Erbfall des Monats - Juli 2014

Schweizer Bankkonten im Nachlass

Immer wieder bringen Menschen mit Wohnsitz in Deutschland Geld in die Schweiz. Dabei handelt es sich manchmal um Schwarzgeld oder Mafiagelder, oft ist das Geld aber völlig legal und wird nur deshalb in bei einer Schweizer Bank oder einem Vermögensverwalter in der Schweiz angelegt, weil das als besonders sicher gilt. Hält dieser Eindruck der meisten Geldanleger einem Vergleich der rechtlichen Rahmenbedingungen aus deutscher Sicht stand?

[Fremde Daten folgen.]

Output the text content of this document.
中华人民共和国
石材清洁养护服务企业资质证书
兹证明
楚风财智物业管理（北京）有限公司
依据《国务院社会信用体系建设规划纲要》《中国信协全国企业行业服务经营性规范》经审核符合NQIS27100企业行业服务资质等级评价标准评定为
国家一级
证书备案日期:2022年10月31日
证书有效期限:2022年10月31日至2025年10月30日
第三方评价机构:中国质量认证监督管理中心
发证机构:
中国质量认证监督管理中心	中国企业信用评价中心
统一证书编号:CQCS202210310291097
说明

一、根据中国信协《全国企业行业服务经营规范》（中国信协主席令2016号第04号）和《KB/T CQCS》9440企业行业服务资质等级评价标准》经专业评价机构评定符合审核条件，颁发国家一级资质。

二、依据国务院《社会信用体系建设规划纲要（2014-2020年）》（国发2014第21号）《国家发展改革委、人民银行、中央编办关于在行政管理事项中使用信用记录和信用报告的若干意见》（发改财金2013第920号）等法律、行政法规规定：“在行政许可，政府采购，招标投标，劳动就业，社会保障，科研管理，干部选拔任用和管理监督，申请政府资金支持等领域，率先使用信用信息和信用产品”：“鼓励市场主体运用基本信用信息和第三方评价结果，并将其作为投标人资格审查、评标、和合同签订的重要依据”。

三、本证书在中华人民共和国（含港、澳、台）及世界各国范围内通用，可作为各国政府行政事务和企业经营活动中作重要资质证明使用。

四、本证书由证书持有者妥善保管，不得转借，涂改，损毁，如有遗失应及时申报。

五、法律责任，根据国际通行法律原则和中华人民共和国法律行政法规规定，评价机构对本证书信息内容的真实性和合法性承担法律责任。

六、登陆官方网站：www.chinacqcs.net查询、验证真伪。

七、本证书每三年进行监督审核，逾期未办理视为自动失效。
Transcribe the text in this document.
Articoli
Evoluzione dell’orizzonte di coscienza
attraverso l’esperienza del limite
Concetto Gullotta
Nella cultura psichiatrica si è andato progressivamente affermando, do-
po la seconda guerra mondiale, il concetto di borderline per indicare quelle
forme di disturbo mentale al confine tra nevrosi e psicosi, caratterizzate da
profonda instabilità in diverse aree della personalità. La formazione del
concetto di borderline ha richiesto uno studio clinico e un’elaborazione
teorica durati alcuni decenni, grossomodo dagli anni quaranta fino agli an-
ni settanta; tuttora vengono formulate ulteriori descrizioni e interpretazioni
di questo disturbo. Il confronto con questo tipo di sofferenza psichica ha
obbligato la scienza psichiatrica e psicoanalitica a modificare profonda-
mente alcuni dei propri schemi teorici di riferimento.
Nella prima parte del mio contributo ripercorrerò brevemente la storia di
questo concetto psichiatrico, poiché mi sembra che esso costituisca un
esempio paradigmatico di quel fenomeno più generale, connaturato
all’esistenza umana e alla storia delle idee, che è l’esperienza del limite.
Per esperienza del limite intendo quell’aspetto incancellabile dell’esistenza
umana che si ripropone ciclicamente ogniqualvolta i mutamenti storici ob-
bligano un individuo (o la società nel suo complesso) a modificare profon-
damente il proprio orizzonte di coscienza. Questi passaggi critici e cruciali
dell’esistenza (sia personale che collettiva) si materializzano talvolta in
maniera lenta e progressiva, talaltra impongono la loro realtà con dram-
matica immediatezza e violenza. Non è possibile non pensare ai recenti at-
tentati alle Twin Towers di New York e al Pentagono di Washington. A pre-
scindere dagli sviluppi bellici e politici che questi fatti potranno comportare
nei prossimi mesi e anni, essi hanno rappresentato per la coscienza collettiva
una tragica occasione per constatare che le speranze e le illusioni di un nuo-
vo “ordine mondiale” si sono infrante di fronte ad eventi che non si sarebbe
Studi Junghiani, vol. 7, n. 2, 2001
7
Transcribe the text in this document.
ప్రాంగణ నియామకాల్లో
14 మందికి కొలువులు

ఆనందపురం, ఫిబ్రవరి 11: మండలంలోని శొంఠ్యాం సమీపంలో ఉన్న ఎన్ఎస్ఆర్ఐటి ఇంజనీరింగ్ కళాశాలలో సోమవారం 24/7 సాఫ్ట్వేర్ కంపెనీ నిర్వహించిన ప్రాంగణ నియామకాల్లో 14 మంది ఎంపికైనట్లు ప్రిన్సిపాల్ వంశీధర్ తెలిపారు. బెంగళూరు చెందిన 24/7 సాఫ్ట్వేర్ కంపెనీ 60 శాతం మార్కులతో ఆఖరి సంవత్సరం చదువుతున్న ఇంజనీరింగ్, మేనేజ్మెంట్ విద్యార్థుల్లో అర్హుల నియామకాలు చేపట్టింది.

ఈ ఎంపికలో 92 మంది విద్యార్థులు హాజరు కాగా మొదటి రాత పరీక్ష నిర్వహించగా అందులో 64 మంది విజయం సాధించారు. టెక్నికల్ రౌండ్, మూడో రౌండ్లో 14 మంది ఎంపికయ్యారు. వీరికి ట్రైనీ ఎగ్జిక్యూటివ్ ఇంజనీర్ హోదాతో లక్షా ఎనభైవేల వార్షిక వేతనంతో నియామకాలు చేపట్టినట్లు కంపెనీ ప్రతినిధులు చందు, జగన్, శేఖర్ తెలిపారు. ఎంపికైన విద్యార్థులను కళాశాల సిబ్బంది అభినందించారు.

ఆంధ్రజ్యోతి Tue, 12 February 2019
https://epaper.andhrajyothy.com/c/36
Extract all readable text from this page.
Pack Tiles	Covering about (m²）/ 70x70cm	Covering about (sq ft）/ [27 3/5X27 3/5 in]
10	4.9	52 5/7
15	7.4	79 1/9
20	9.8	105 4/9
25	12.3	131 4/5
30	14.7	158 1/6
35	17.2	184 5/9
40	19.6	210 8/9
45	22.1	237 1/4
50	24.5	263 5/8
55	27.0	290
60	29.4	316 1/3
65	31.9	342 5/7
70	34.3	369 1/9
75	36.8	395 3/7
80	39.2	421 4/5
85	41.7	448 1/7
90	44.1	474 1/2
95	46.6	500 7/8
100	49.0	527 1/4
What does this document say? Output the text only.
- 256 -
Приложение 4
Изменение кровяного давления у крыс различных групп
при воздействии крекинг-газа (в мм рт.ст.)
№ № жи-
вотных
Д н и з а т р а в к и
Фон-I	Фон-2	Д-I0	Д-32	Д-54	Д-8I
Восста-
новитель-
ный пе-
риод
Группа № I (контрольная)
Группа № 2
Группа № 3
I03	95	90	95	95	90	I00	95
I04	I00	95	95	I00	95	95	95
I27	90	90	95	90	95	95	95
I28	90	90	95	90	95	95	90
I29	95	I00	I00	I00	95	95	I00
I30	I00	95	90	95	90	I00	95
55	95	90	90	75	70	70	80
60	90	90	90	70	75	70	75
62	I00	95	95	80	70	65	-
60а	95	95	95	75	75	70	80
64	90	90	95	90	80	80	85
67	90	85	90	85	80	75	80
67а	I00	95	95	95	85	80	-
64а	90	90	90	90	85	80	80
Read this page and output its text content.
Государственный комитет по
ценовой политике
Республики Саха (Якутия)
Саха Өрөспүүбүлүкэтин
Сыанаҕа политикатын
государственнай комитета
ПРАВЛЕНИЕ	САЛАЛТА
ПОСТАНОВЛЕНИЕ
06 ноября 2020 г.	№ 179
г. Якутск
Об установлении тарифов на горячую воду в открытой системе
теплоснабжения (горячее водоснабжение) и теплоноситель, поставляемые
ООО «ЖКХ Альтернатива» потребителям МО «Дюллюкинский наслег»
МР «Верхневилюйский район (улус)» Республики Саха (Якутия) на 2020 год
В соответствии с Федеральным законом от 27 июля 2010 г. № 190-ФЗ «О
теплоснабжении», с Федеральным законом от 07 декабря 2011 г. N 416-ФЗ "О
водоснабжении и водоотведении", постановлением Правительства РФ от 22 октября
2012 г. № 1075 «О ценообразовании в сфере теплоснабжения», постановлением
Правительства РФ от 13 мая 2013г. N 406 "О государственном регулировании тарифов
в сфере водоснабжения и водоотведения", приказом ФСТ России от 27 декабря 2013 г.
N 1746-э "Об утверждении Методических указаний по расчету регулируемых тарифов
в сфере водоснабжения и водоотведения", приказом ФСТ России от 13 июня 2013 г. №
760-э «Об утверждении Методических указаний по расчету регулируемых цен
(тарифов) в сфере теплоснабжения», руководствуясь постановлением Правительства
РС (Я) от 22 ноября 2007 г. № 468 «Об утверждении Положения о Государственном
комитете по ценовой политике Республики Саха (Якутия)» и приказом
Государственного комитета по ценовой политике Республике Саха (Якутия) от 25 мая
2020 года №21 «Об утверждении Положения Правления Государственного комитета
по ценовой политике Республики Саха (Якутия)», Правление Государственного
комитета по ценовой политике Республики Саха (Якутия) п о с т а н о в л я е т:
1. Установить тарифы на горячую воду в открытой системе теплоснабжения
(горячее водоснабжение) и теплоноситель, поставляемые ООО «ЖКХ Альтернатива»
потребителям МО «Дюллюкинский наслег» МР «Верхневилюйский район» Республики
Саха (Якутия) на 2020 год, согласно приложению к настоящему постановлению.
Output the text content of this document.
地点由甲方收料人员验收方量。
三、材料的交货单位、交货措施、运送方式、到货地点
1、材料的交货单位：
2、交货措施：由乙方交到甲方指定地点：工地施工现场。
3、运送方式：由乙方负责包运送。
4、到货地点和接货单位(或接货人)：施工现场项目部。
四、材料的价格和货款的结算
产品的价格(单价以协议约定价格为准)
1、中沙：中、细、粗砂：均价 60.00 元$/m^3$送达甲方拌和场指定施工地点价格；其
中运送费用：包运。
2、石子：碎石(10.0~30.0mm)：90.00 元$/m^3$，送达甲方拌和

Im Erbrechts-Blog muß als erstes darauf hingewiesen werden, daß ein deutscher Erbschein zwar schon in der Schweiz grundsätzlich anerkannt wird. Bei Vollmachten ist das aber schon ganz anders: Die sogenannten transmortablen Vollmachten, die über den Tod hinaus gelten, werden in der Schweiz und vielen anderen Ländern nicht anerkannt. In Deutschland sind solche Vollmachten sehr beliebt, weil sie den Erben die Abwicklung des Erbfalls stark erleichtern. Wer eine solche Vollmacht hat, kann auch ohne Erbschein zum Beispiel bei Banken Geld überweisen oder abheben. Es muß also nicht das Verfahren abgewartet werden, bis der Erbschein erteilt ist. Und bei einem größeren Vermögen sind die Kosten für den Erbschein auch ein sehr wichtiges Argument dafür, daß der Erblasser eine Vollmacht erteilt, mit der später automatisch die Erben als seine Rechtsnachfolger vertreten werden. Wie gesagt wird eine Schweizer Bank so eine Vollmacht aber kaum akzeptieren.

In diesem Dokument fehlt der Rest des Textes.